Debido al asma yo no podía jugar y compartir con
los niños normales porque me daba el ataque y si no estaba un adulto que me
auxiliara podía morir de asfixia, de manera que me volví un niño solitario que
encontró compañía en los libros de lo que fuera. Mi tía abuela
"Rica", Graciela y mi madre compraron una obra maravillosa que llenó
casi todos los espacios de mi infancia: "El tesoro de la juventud";
en sus veinte tomos creí encontrar las respuestas a mis interrogantes y, en vez
de resolverlos me agrandaron las dudas.

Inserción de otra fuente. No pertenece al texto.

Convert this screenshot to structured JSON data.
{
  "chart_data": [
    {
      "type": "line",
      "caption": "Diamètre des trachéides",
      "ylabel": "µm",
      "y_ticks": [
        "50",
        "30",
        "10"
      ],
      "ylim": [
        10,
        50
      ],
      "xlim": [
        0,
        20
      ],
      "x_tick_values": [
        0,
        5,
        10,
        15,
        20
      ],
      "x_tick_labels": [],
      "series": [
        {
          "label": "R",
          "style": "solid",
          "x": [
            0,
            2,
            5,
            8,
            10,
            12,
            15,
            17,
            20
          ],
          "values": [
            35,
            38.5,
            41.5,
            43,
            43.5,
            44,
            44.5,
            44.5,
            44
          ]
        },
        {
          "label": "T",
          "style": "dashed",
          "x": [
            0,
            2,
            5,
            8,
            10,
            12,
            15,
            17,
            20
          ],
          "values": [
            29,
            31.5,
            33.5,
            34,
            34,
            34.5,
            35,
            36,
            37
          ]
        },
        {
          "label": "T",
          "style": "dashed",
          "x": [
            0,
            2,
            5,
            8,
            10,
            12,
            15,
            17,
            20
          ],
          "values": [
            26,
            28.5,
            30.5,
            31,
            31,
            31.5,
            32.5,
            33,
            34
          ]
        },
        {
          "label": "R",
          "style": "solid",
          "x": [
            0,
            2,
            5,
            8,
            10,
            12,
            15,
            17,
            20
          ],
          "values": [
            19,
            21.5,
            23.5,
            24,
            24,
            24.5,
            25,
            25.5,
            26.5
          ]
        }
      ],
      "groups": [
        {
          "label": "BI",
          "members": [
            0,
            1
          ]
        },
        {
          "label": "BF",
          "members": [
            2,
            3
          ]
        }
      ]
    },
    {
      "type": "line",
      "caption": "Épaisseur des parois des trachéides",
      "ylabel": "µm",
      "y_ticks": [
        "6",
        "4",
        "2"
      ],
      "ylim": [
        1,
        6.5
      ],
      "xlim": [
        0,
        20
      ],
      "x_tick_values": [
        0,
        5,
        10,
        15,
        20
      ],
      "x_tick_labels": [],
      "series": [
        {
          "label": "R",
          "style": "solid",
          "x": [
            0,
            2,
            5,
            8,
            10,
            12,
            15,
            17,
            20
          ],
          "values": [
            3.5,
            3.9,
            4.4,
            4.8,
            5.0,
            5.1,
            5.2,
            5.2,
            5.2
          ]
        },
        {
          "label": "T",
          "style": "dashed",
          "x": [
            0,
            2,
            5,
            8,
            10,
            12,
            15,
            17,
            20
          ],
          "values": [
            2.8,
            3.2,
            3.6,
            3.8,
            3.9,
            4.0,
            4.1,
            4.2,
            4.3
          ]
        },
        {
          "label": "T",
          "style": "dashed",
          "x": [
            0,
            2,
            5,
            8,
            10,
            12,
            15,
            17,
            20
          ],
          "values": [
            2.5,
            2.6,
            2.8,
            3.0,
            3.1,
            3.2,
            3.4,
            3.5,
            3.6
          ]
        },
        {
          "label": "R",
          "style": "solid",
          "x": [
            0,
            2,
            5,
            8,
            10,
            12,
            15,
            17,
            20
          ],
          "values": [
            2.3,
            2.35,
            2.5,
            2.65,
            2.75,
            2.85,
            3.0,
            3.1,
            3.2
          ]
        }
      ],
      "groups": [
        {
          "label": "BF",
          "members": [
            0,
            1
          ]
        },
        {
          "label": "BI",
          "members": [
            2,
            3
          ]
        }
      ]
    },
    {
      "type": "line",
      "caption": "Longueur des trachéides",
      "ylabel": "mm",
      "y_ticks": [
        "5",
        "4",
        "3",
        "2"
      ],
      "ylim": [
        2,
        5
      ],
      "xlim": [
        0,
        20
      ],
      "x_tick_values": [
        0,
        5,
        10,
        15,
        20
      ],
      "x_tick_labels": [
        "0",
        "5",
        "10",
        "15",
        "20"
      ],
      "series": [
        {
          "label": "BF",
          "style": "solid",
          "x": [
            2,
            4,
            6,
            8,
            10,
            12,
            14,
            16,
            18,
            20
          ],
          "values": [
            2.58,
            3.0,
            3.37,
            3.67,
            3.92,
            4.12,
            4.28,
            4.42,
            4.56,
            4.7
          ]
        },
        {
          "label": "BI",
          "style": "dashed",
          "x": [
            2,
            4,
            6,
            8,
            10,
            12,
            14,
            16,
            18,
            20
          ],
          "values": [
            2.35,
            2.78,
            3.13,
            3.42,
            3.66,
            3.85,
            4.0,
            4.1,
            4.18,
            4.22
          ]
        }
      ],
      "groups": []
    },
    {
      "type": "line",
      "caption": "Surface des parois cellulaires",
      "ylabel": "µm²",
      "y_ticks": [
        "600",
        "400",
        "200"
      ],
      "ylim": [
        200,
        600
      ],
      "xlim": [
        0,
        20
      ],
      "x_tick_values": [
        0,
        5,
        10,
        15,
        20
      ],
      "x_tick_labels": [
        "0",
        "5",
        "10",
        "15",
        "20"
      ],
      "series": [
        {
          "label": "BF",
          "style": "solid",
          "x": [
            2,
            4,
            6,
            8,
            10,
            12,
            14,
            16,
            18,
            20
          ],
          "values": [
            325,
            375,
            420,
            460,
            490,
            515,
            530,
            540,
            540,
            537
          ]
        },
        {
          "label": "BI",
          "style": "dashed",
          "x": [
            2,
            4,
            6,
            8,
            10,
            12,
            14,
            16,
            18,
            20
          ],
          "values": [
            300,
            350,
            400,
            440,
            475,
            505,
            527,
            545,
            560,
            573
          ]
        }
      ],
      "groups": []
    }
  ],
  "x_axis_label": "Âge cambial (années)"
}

En el tesoro encontré una sección de
libros célebres donde encontré, entre muchos: "El conde de
Montecristo", de Alejandro Dumas; "Los miserables", de Víctor
Hugo; "Los tres mosqueteros" y otros que ocupaban puestos destacados
en el listado de los prohibidos. El amor a los libros me hacía blasfemar:
"Si por leer estos libros maravillosos me excomulgan y me echan del seno
de la Iglesia, pues me voy para el infierno". Esto no pasó del pensamiento
porque hubiera ocasionado un terremoto en mi familia, pero me dejó sembrada la
semillita de la duda y, cuando pude, en mis años de juventud, leí las ediciones
completas de la mayoría de los libros y autores censurados por la iglesia
convirtiéndome en un incrédulo convencional. Dependía donde, cuando y con
quienes estuviera me convertía en creyente, escéptico, agnóstico, ateo, libre
pensador o lo que fuera y me reía internamente de mis interlocutores.